As a Director of International Business Development at K¹², I have the privilege of creating enrollment centers for the K¹² International Academy (iCademy), as well as partnerships with schools around the world to enhance their curricular offerings with K¹²’s innovative online courses. If I was asked to envision a dream job, this is definitely it. From Montevideo to Dakar, and Islamabad to Monterrey and Singapore, K¹² is expanding our mission to provide any child access to exceptional curriculum and tools that enable him or her to maximize his or her success in life, regardless of geographic, financial, or demographic circumstance.

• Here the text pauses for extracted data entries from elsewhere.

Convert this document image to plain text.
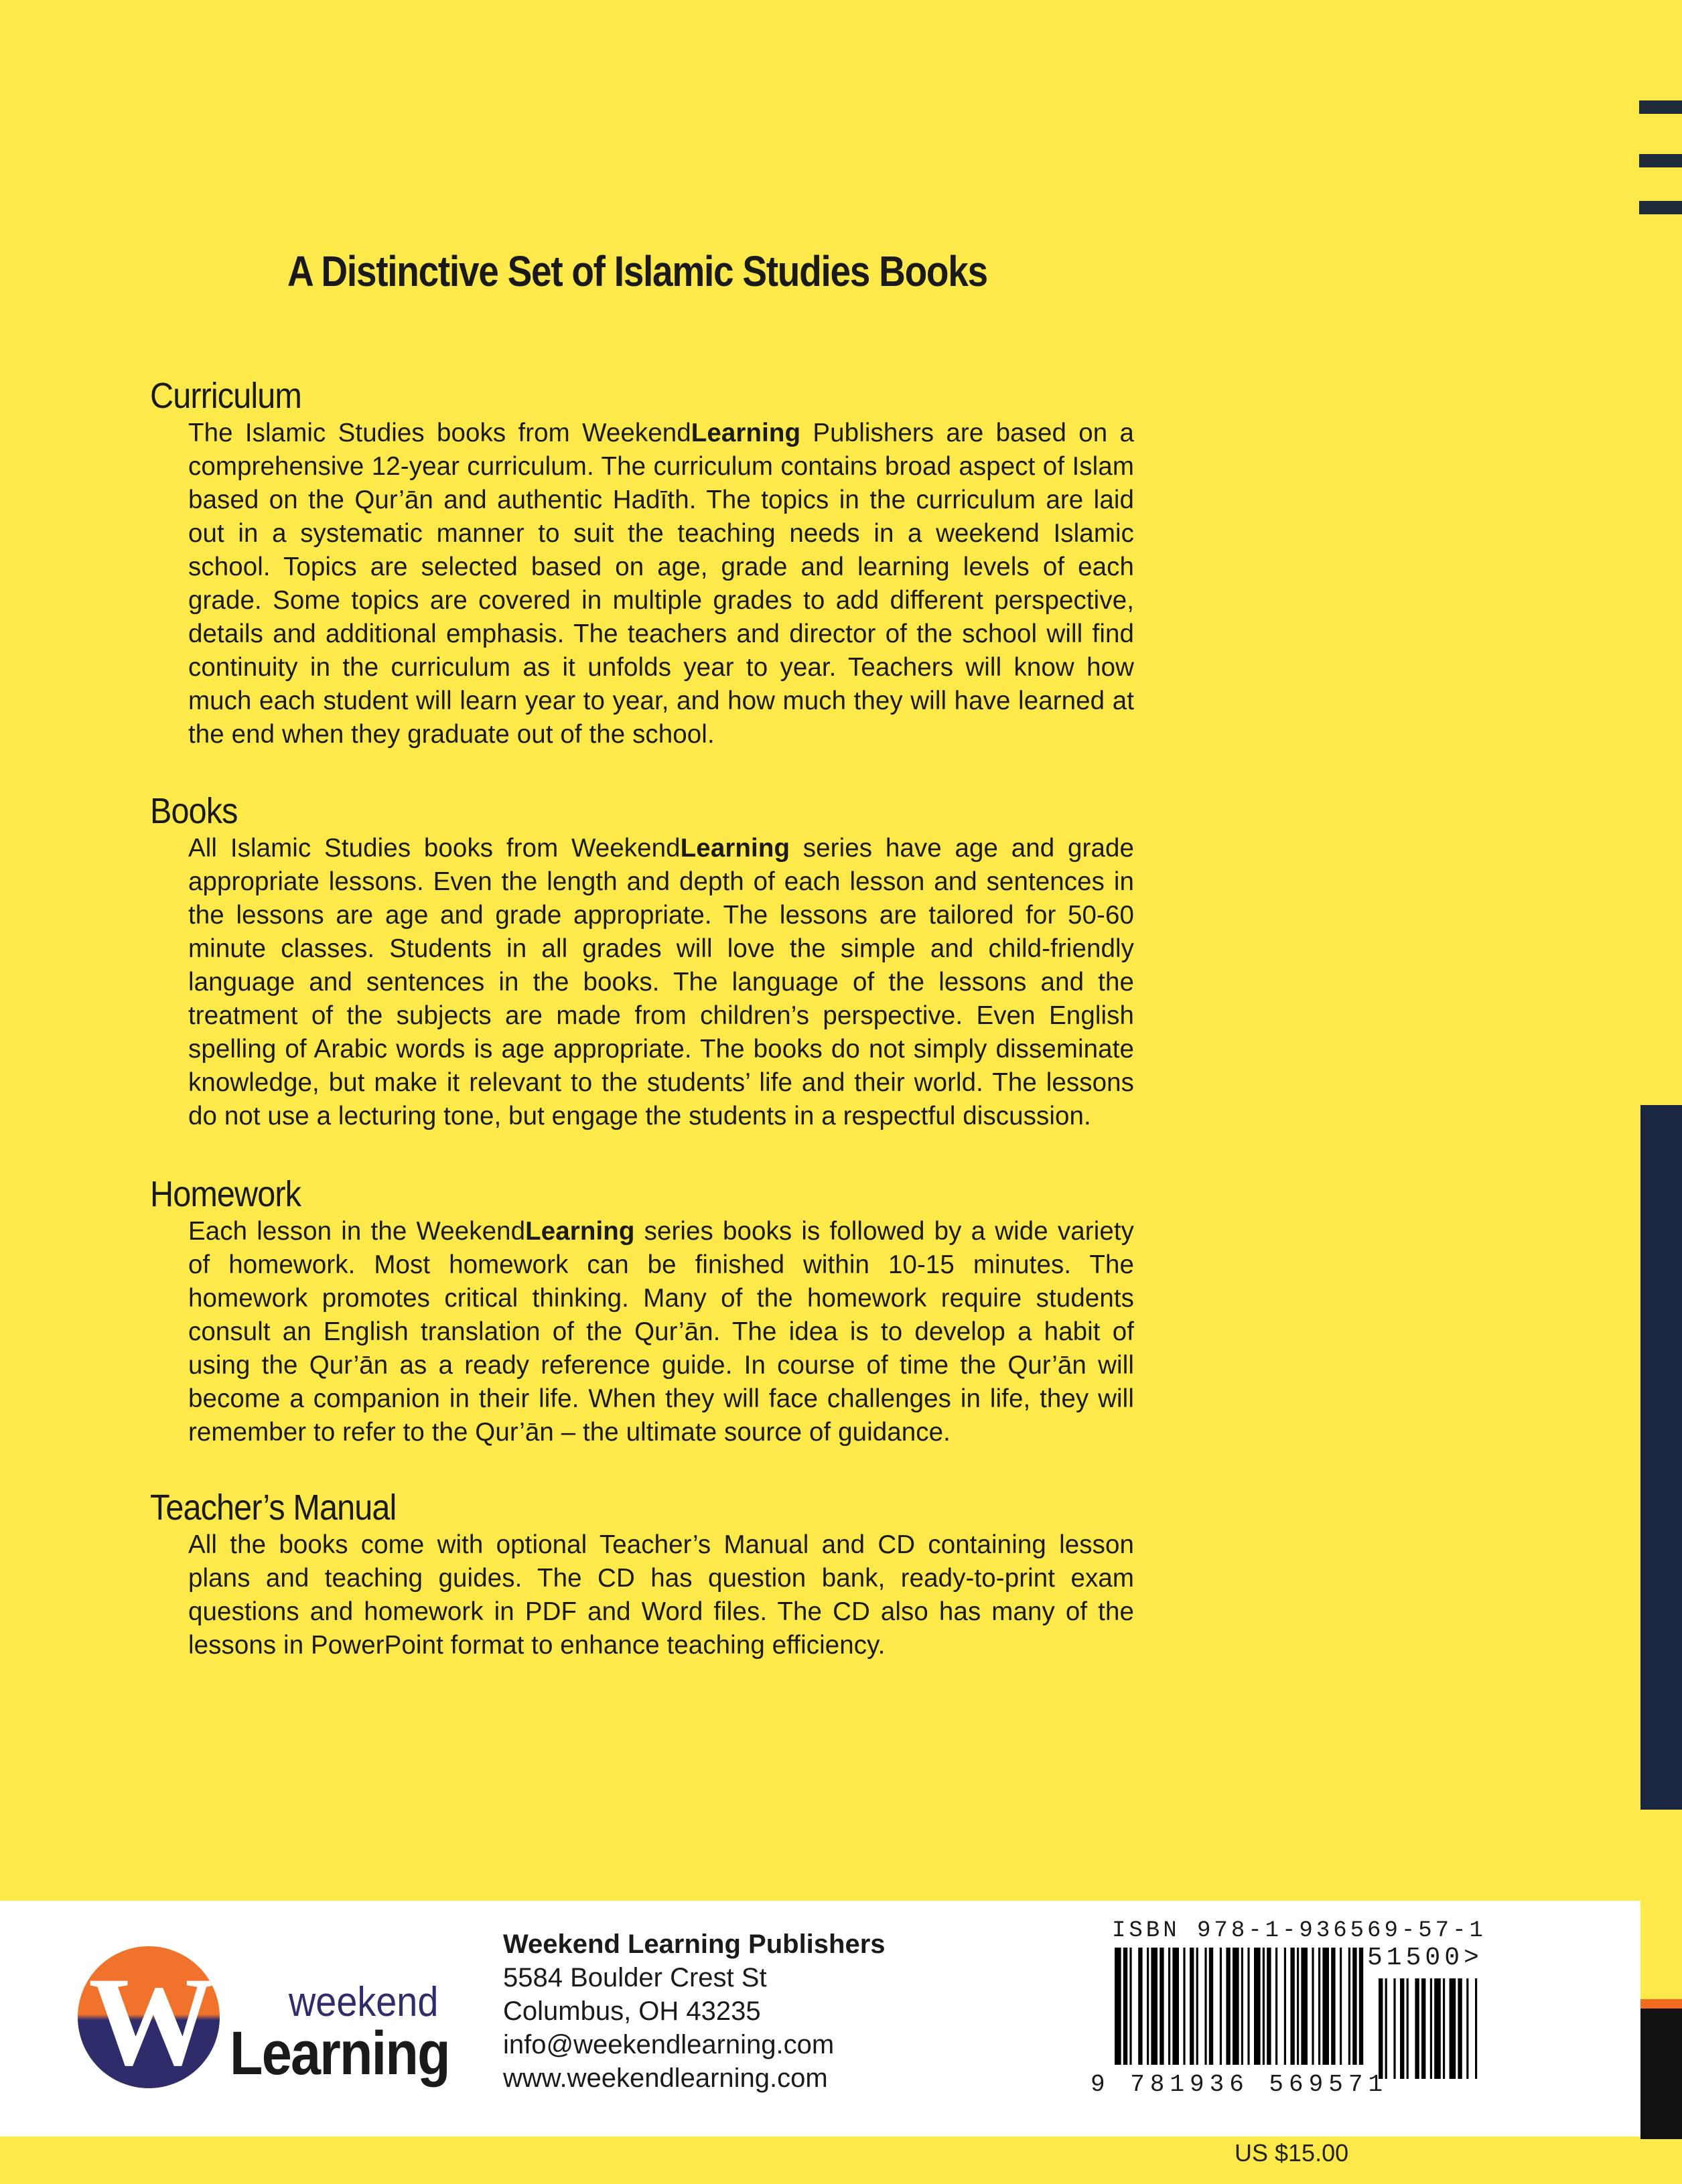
A Distinctive Set of Islamic Studies Books
Curriculum

The Islamic Studies books from WeekendLearning Publishers are based on a comprehensive 12-year curriculum. The curriculum contains broad aspect of Islam based on the Qur’ān and authentic Hadīth. The topics in the curriculum are laid out in a systematic manner to suit the teaching needs in a weekend Islamic school. Topics are selected based on age, grade and learning levels of each grade. Some topics are covered in multiple grades to add different perspective, details and additional emphasis. The teachers and director of the school will find continuity in the curriculum as it unfolds year to year. Teachers will know how much each student will learn year to year, and how much they will have learned at the end when they graduate out of the school.

Books

All Islamic Studies books from WeekendLearning series have age and grade appropriate lessons. Even the length and depth of each lesson and sentences in the lessons are age and grade appropriate. The lessons are tailored for 50-60 minute classes. Students in all grades will love the simple and child-friendly language and sentences in the books. The language of the lessons and the treatment of the subjects are made from children’s perspective. Even English spelling of Arabic words is age appropriate. The books do not simply disseminate knowledge, but make it relevant to the students’ life and their world. The lessons do not use a lecturing tone, but engage the students in a respectful discussion.

Homework

Each lesson in the WeekendLearning series books is followed by a wide variety of homework. Most homework can be finished within 10-15 minutes. The homework promotes critical thinking. Many of the homework require students consult an English translation of the Qur’ān. The idea is to develop a habit of using the Qur’ān as a ready reference guide. In course of time the Qur’ān will become a companion in their life. When they will face challenges in life, they will remember to refer to the Qur’ān – the ultimate source of guidance.

Teacher’s Manual

All the books come with optional Teacher’s Manual and CD containing lesson plans and teaching guides. The CD has question bank, ready-to-print exam questions and homework in PDF and Word files. The CD also has many of the lessons in PowerPoint format to enhance teaching efficiency.

W weekend
Learning
Weekend Learning Publishers
5584 Boulder Crest St
Columbus, OH 43235
info@weekendlearning.com
www.weekendlearning.com
ISBN 978-1-936569-57-1
51500>
9 781936 569571
US $15.00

One international partnership of special mention is our partnership with the Union School in Port-au-Prince, Haiti. K¹² developed this partnership in August of 2009 to provide supplemental online high school courses for their students, including AP, world languages and core Math courses that the school was not able to offer in the traditional classroom setting. When the earthquake hit Haiti, I reached out to their Director, Marie Baptiste, to offer K¹²’s support to their school. Marie responded within a week with an update that all of her students survived the disaster, that the school building had been damaged and deemed unsafe for the students, and that a majority of teachers had evacuated the country. She expressed her desire to have her students who remained in the country continue their academic year with the iCademy program. K¹²’s leadership stepped up with the offer to sponsor the students tuition-free in the iCademy and to provide free laptops for the students.

Darby Carr, the iCademy Headmaster, and I have been working with the school for the past few weeks to coordinate the launch of our expanded partnership with the school. Sixteen students will begin online classes on February 22nd. The students will convene daily in vacated teacher apartments to work with learning coaches to progress through our curriculum and will be supported by iCademy online teachers. I traveled to Haiti this weekend to assist the school with our program, and will provide regular updates about the student population, the education model, and the larger Haitian community.

Darby and I had the opportunity to spend time with Marie at an international schools conference this past weekend in Boston. Marie was born in Haiti and moved to New York when she was six years old. She married a fellow Haitian-American and moved her family back to Haiti twenty years ago to join the team at Union School. She shared stories with her international school colleagues in Boston about the effects of the disaster on her school community and how the thirty five seconds of the earthquake changed her life forever. She considered it miraculous that all of her students survived the earthquake, which is in large part due to her insistence that the students depart the school building by 4 pm to go home to study for the exams taking place the next day. Typically, she noted, the school building would be full of students until after 5 pm. When the earthquake hit shortly before 5 pm and concrete began flying throughout the school building, only one student was left in the building and that student and staff escaped safely. The school did unfortunately lose one staff member, their Physical Education teacher, who lost his life when he went back into his family’s house to rescue a young child. The young child, however, was found safe in his arms when the teacher’s body was recovered from the collapsed house. He is one of the thousands of heroes in Haiti in the wake of the earthquake.

My contributions to the thinkthanK¹² blog over the next few weeks will be an effort to keep our K¹² community informed of the project with the Union School in Haiti and to inspire our community to continue looking at the global landscape as an endless opportunity for us to touch the world through the power of online education!